2017 book by Ed Darack

The Final Mission of Extortion 17: Special Ops, Helicopter Support, SEAL Team Six, And The Deadliest Day of The U.S. War in Afghanistan is a book by Ed Darack. It was published on September 19, 2017. It describes the downing of Extortion 17, a U.S. Army CH-47D Chinook helicopter, in the Tangi Valley of Afghanistan's Maidan Wardak Province in the early hours of 6 August 2011. The book focuses on the helicopter's two pilots and three crew members.

==Synopsis and development==
The book grew out of Darack's work on his 2015 Air & Space/Smithsonian article, "The Final Flight of Extortion 17". The book examines the event, relying on interviews of people close to events and provides the first complete, accurate accounting of the downing.

Darack interviewed approximately 60 people for the book, including experts in specific areas related to the story. The book provides in-depth analysis on all aspects of the helicopter's downing, including technical details, historical background and information on crew and passengers. Some family members of those killed on Extortion 17 supported Darack's efforts by allowing him to interview them.

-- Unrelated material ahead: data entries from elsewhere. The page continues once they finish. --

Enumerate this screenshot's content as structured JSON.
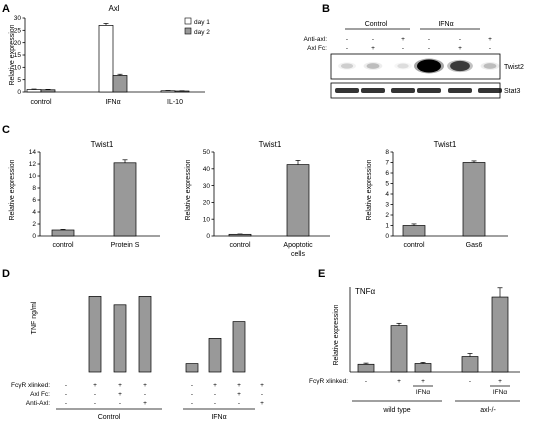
{
  "panels": {
    "A": {
      "label": "A"
    },
    "B": {
      "label": "B",
      "groups": [
        "Control",
        "IFNα"
      ],
      "row_labels": [
        "Anti-axl:",
        "Axl Fc:"
      ],
      "anti_axl": [
        "-",
        "-",
        "+",
        "-",
        "-",
        "+"
      ],
      "axl_fc": [
        "-",
        "+",
        "-",
        "-",
        "+",
        "-"
      ],
      "band_labels": [
        "Twist2",
        "Stat3"
      ],
      "twist2_intensity": [
        0.15,
        0.2,
        0.1,
        1.0,
        0.7,
        0.2
      ],
      "stat3_intensity": [
        0.85,
        0.85,
        0.85,
        0.85,
        0.85,
        0.85
      ]
    },
    "C": {
      "label": "C"
    },
    "D": {
      "label": "D",
      "row_labels": [
        "FcγR xlinked:",
        "Axl Fc:",
        "Anti-Axl:"
      ],
      "fcgr": [
        "-",
        "+",
        "+",
        "+",
        "-",
        "+",
        "+",
        "+"
      ],
      "axlfc": [
        "-",
        "-",
        "+",
        "-",
        "-",
        "-",
        "+",
        "-"
      ],
      "antiaxl": [
        "-",
        "-",
        "-",
        "+",
        "-",
        "-",
        "-",
        "+"
      ],
      "group_labels": [
        "Control",
        "IFNα"
      ]
    },
    "E": {
      "label": "E",
      "row_label": "FcγR xlinked:",
      "fcgr": [
        "-",
        "+",
        "+",
        "-",
        "+"
      ],
      "ifn_label": "IFNα",
      "group_labels": [
        "wild type",
        "axl-/-"
      ]
    }
  },
  "chart_data": [
    {
      "id": "A",
      "type": "bar",
      "title": "Axl",
      "ylabel": "Relative expression",
      "categories": [
        "control",
        "IFNα",
        "IL-10"
      ],
      "ylim": [
        0,
        30
      ],
      "yticks": [
        0,
        5,
        10,
        15,
        20,
        25,
        30
      ],
      "legend": "top-right",
      "series": [
        {
          "name": "day 1",
          "color": "#ffffff",
          "values": [
            1.0,
            27.0,
            0.5
          ],
          "errors": [
            0.2,
            0.8,
            0.1
          ]
        },
        {
          "name": "day 2",
          "color": "#999999",
          "values": [
            0.9,
            6.7,
            0.4
          ],
          "errors": [
            0.15,
            0.5,
            0.1
          ]
        }
      ]
    },
    {
      "id": "C1",
      "type": "bar",
      "title": "Twist1",
      "ylabel": "Relative expression",
      "categories": [
        "control",
        "Protein S"
      ],
      "ylim": [
        0,
        14
      ],
      "yticks": [
        0,
        2,
        4,
        6,
        8,
        10,
        12,
        14
      ],
      "values": [
        1.0,
        12.2
      ],
      "errors": [
        0.1,
        0.5
      ]
    },
    {
      "id": "C2",
      "type": "bar",
      "title": "Twist1",
      "ylabel": "Relative expression",
      "categories": [
        "control",
        "Apoptotic cells"
      ],
      "ylim": [
        0,
        50
      ],
      "yticks": [
        0,
        10,
        20,
        30,
        40,
        50
      ],
      "values": [
        1.0,
        42.5
      ],
      "errors": [
        0.2,
        2.5
      ]
    },
    {
      "id": "C3",
      "type": "bar",
      "title": "Twist1",
      "ylabel": "Relative expression",
      "categories": [
        "control",
        "Gas6"
      ],
      "ylim": [
        0,
        8
      ],
      "yticks": [
        0,
        1,
        2,
        3,
        4,
        5,
        6,
        7,
        8
      ],
      "values": [
        1.0,
        7.0
      ],
      "errors": [
        0.15,
        0.15
      ]
    },
    {
      "id": "D",
      "type": "bar",
      "ylabel": "TNF ng/ml",
      "ylim": [
        0,
        1.0
      ],
      "values": [
        0,
        0.9,
        0.8,
        0.9,
        0.1,
        0.4,
        0.6,
        0
      ]
    },
    {
      "id": "E",
      "type": "bar",
      "title": "TNFα",
      "ylabel": "Relative expression",
      "ylim": [
        0,
        11
      ],
      "values": [
        1.0,
        6.0,
        1.1,
        2.0,
        9.7
      ],
      "errors": [
        0.15,
        0.3,
        0.15,
        0.4,
        1.2
      ]
    }
  ]
}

According to a May 26, 2017 review in Library Journal, the book effectively rules out conspiracy theories.

== Publication ==
The hardcover and ebook is published by Smithsonian Books with distribution by Penguin Random House. The audiobook is published by Blackstone Audio.

==Reception==
The book received mostly positive reviews from critics. Publishers Weekly called it "Short, clear, and tersely written [...] a fitting tribute to the Army aviators represented by the crew of Extortion 17." Raymond Leach of The Virginian-Pilot praised the book, saying that it was "written with the perspective of time, exhaustive research and a detailed, respectful homage to the dedicated aircrew who flew that mission."